250 qm? Ja, aber…

Veröffentlicht am 21. April 2010 von Alexander Greisle in Kategorie: Arbeitsplatz, Ausstattung, Bürogestaltung, Themenbeiträge | Trackback URL | Zur Diskussion

250 qm als CoWorking-Arbeitsfläche im Angebot? Wahrscheinlich nicht, wir sind in Deutschland… Entsprechend gibt es eine Deutsche Industrie-Norm, liebevoll DIN genannt. Diese hört auf den klangvollen Namen DIN 277 (2005). Und in ihr wird kräftig unterschieden.

Zunächst in Brutto- und in Netto-Grundfläche (ach ja, Abkürzungen, hier BGF und NGF). Fangen wir mit der Brutto-Grundfläche an. Sie, die BGF, ist die Summe der Grundflächen aller Ebenen eines Bauwerks, wiederum unterteilt in Konstruktions-Grundfläche und die schon erwähnte Netto-Grundfläche. Konzentrieren wir uns auf diese.

Mit etwas Glück sind die 250 qm die NGF, die Netto-Grundfläche. Erwartungsgemäß lässt sich auch sie unterteilen. Die Technische Funktionsfläche (TF) dient der Unterbringung von betriebstechnischen Anlagen, Heizung und Klima beispielsweise. Die Verkehrsfläche (VF) sind die Flächen, die für den Zugang zu den Räumen, für den innergebäudlichen Verkehr und die Fluchtwege eingeplant werden müssen.

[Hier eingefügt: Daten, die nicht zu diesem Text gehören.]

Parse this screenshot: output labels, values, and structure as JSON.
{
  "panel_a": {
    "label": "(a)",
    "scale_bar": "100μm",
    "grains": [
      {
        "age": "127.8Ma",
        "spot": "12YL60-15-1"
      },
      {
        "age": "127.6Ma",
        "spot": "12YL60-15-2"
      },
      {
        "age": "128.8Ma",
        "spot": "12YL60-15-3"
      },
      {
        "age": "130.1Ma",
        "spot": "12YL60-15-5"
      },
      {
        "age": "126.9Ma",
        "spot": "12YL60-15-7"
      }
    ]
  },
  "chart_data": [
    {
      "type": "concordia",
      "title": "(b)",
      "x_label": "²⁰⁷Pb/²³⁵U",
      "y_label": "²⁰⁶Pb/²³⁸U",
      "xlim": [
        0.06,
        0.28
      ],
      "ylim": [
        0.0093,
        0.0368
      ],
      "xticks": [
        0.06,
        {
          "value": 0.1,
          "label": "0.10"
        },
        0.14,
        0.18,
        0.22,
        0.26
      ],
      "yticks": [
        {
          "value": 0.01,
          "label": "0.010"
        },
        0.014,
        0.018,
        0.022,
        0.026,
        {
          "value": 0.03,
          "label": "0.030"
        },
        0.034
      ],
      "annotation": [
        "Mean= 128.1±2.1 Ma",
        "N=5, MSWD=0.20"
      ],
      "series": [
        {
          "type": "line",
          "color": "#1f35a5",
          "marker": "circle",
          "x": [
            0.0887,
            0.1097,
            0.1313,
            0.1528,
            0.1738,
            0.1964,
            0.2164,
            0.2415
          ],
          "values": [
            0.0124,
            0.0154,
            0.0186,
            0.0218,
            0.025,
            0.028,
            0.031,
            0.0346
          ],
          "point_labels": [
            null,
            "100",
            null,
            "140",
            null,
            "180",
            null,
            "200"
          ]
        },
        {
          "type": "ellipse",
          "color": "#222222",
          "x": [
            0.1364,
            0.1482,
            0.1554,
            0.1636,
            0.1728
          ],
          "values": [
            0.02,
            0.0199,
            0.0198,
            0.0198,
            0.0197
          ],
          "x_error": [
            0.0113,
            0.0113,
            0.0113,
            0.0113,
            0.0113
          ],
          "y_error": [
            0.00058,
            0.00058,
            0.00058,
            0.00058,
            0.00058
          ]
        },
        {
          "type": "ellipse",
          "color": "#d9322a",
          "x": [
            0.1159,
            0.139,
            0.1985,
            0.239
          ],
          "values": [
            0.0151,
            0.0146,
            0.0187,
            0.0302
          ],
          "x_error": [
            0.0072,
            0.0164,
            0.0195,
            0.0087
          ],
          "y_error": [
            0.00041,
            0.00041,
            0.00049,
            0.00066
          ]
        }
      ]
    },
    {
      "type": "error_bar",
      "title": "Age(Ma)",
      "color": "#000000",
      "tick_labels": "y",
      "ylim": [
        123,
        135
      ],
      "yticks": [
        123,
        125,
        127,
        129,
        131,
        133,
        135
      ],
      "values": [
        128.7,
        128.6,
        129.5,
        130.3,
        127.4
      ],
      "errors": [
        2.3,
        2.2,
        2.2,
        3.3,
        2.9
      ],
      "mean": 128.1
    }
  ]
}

Rechnet man nun BGF ./. TF ./. VF, dann kommt man nur Nutzfläche (NF). Fast mag man es nicht glauben, aber seit 2005 – wahrscheinlich im Zuge des Bürokratieabbaus – ist diese nicht mehr weiter unterteilt. Und so umfasst die NF also alle Büro- und Arbeitsflächen inklusive Besprechungsräumen aber auch Wohnflächen, Lagerflächen, Produktions- und Laborflächen, Aufenthaltsflächen und die sanitären Anlagen. Kleiner Nebenaspekt der NGF: Fest eingebaute Gegenstände, z. B. die Heizkörper, gehören dazu.

Und so werden aus 250 qm CoWorking-(Arbeits-)Fläche rasch weniger.